Friday, November 2, 2012, 10:40 am, Room 13

Session: Graphene Device Physics and Applications
Presenter: S.C. Stuart, North Carolina State University
Authors: S.C. Stuart, North Carolina State University
A.A. Sandin, North Carolina State University
O. Nayfeh, Army Research Laboratory
M.D. Dubey, Army Research Laboratory
J.E. Rowe, North Carolina State University
D.B. Dougherty, North Carolina State University
M.D. Ulrich, Army Research Office
Correspondent: Click to Email

The growth of high quality insulating films on graphene is a crucial materials science task for the development of graphene-based spintronics because graphene is a potentially revolutionary material for electronic and spintronic applications. For efficient spin-injection, graphene is expected to suffer from the well known “conductivity mismatch” problem at metal-semiconductor spin electrode interfaces. The standard approach to mitigating this problem has been to grow thin, insulating tunnel barriers between the graphene and the magnetic metallic electrode to provide a spin-dependent resistance via the tunneling magnetoresistance effect. It has been demonstrated by several experiments that direct spin injection from a magnetic electrode to graphene is possible but using aluminum oxide or MgO tunnel barriers to assist injection in graphene spin-valve devices is more efficient if suitable oxide-graphene interfaces can be formed.

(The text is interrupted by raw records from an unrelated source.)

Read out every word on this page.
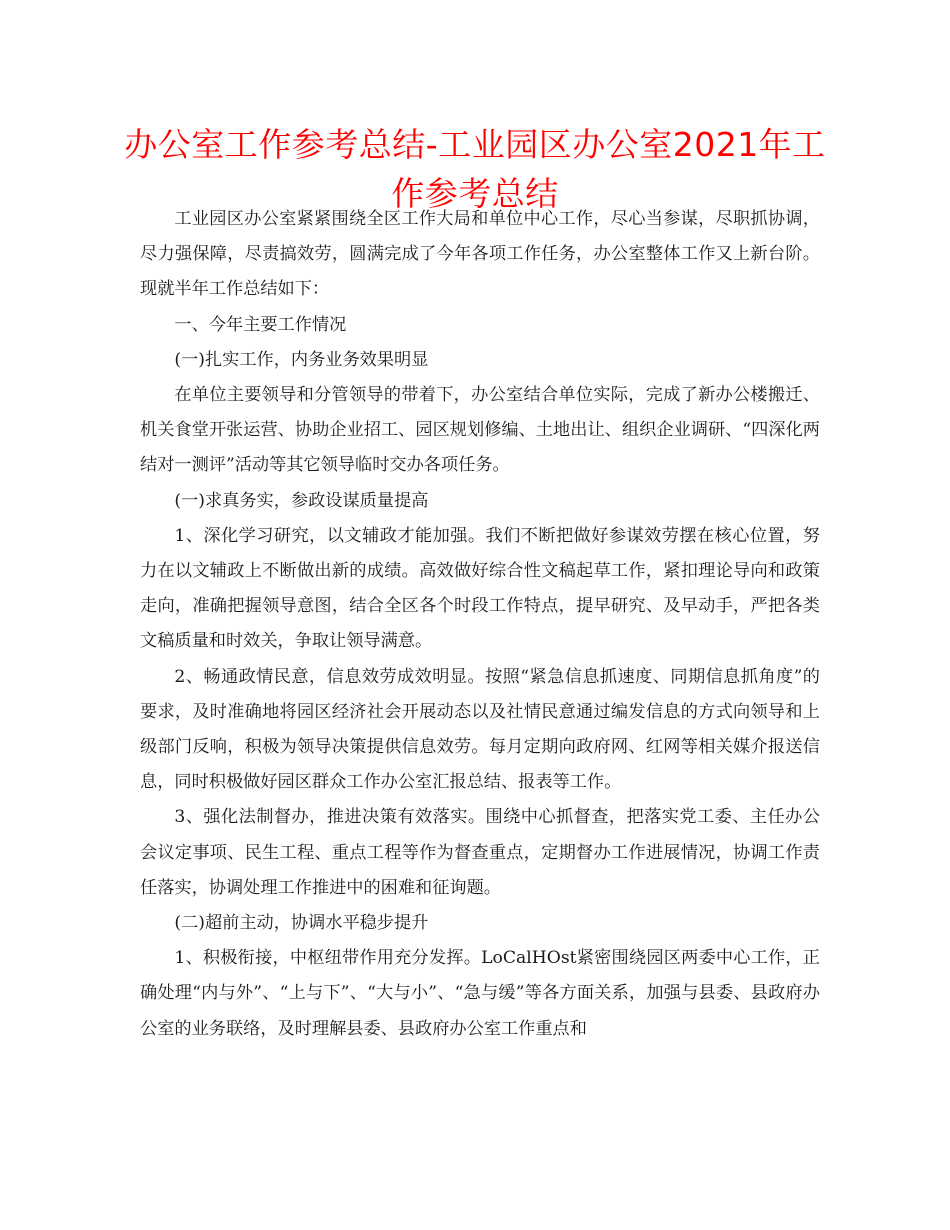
办公室工作参考总结-工业园区办公室2021年工作参考总结

工业园区办公室紧紧围绕全区工作大局和单位中心工作，尽心当参谋，尽职抓协调，尽力强保障，尽责搞效劳，圆满完成了今年各项工作任务，办公室整体工作又上新台阶。现就半年工作总结如下：

一、今年主要工作情况

(一)扎实工作，内务业务效果明显

在单位主要领导和分管领导的带着下，办公室结合单位实际，完成了新办公楼搬迁、机关食堂开张运营、协助企业招工、园区规划修编、土地出让、组织企业调研、“四深化两结对一测评”活动等其它领导临时交办各项任务。

(一)求真务实，参政设谋质量提高

1、深化学习研究，以文辅政才能加强。我们不断把做好参谋效劳摆在核心位置，努力在以文辅政上不断做出新的成绩。高效做好综合性文稿起草工作，紧扣理论导向和政策走向，准确把握领导意图，结合全区各个时段工作特点，提早研究、及早动手，严把各类文稿质量和时效关，争取让领导满意。

2、畅通政情民意，信息效劳成效明显。按照“紧急信息抓速度、同期信息抓角度”的要求，及时准确地将园区经济社会开展动态以及社情民意通过编发信息的方式向领导和上级部门反响，积极为领导决策提供信息效劳。每月定期向政府网、红网等相关媒介报送信息，同时积极做好园区群众工作办公室汇报总结、报表等工作。

3、强化法制督办，推进决策有效落实。围绕中心抓督查，把落实党工委、主任办公会议定事项、民生工程、重点工程等作为督查重点，定期督办工作进展情况，协调工作责任落实，协调处理工作推进中的困难和征询题。

(二)超前主动，协调水平稳步提升

1、积极衔接，中枢纽带作用充分发挥。LoCalHOst紧密围绕园区两委中心工作，正确处理“内与外”、“上与下”、“大与小”、“急与缓”等各方面关系，加强与县委、县政府办公室的业务联络，及时理解县委、县政府办公室工作重点和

To address this problem we have used pulsed laser deposition (PLD) to grow thin (1-1000 nm) magnesium oxide films directly on epitaxial graphene on SiC(0001). We observe very smooth film morphologies (typical rms roughness of ~0.4 nm) that are nearly independent of film thickness and conform to the substrate surface which had ~0.2 nm rms roughness. Surface roughness is less than 0.5 nm for thicknesses up to 1000 nm and is independent of deposition laser pulse energy within the range 300-700 mJ/pulse at rates of 1-50 Hz. X-ray diffraction shows predominant (111) and (100) orientations, indicating the possibility of doping the graphene by the polar (111) interface. Raman spectroscopy indicates that the graphene is not measurably damaged by magnesium oxide growth. This work shows that PLD is a good technique to produce graphene-oxide interfaces without pre-deposition of an adhesion layer. The films are free of defects or pinholes (that can be observed by atomic force microscopy) and can be grown at arbitrary thicknesses without increasing the roughness or damaging the graphene. The details and kinetics of the deposition process will be described with comparisons being made to other dielectric-on-graphene deposition approaches.